# Aut Viam Inveniam Aut Faciam



## Solecism

i was wondering if anyone could translate 

Aut Viam Inveniam Aut Faciam for me, i was told it means "i'll either find a way or make one" but i dont really trust the internet


----------



## modus.irrealis

That's right (as far as I can tell). Just to parse the sentence (and checking with this very useful tool):

aut ... aut = either ... or
viam = accusative singular of _via_ 'way'
inveniam = 1st person singular future indicative of _invenio _'discover, find'
faciam = 1st person singular future indicative of _facio _'do, make'

So the internet translation looks good.

On the other hand those future indicatives could also be present subjunctives, but I don't know if that makes sense here. The translation you gave, though, is at least a possible translation. It seems this is going to require someone more knowledgeable than me.


----------



## judkinsc

If it's the subjunctive, then the easiest translation would be "Either let me find a way or let me make one," which works for your translation too.

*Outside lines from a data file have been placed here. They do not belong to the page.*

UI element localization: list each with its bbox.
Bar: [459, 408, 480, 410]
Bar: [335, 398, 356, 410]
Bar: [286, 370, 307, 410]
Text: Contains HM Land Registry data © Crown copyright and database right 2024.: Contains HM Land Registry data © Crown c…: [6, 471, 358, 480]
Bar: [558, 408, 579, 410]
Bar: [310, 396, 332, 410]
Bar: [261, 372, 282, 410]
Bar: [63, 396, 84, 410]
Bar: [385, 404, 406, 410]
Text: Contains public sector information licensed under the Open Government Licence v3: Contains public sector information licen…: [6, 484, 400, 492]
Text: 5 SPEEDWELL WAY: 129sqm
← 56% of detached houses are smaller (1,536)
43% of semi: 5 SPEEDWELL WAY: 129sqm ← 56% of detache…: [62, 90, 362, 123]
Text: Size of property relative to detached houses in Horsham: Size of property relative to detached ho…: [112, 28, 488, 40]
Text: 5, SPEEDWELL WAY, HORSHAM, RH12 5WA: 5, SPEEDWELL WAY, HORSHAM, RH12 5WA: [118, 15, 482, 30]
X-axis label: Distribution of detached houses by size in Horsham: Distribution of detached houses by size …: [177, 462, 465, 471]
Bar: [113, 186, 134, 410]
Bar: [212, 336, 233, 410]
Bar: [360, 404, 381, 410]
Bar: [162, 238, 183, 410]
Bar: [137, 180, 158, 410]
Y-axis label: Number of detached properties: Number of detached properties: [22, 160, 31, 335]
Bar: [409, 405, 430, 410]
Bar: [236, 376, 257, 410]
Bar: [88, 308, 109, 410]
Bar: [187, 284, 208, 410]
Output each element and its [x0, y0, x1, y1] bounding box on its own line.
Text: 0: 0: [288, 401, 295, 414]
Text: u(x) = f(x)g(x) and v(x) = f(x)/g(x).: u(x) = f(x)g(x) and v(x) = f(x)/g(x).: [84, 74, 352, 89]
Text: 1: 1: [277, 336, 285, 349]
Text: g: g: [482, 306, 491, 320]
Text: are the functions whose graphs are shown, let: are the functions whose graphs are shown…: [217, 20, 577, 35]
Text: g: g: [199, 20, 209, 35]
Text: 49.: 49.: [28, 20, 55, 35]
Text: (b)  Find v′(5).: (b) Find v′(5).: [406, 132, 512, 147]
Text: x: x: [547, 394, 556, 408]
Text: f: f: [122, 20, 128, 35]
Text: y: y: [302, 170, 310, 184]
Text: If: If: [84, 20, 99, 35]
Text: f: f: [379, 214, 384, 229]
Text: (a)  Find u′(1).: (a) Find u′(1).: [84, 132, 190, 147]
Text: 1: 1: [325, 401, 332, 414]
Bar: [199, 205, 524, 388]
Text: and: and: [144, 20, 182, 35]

The hortatory subjunctive is always the prefered translation, lacking another reason.

I don't see any reason to treat them as subjunctives, though.  The forms are the same, but the idea is fine as a future.


----------



## J.F. de TROYES

I also think the best choice is the future. The subjunctives expressing wishes are generally introduced by "Utinam". Solecism's translation looks good.


----------



## davesnothere

Solecism said:


> i was wondering if anyone could translate
> 
> Aut Viam Inveniam Aut Faciam for me, i was told it means "i'll either find a way or make one" but i dont really trust the internet



It means exactly that, it's a quote from Hannibal, when his generals told him it was impossible to cross the alps by elephant, this was his response.


----------



## sanalatii_e

It means 'Find a way, or make a way' 

It is used as the slogan for Chigwell School in Essex.


----------



## Slayer_kid21

aut viam inveniam aut faciam does literally mean i'll either find a way or make one. it was said from Hannibal in 247-183 BC.

Gotta love Latin class


----------



## bibax

Somedeal redundant.


----------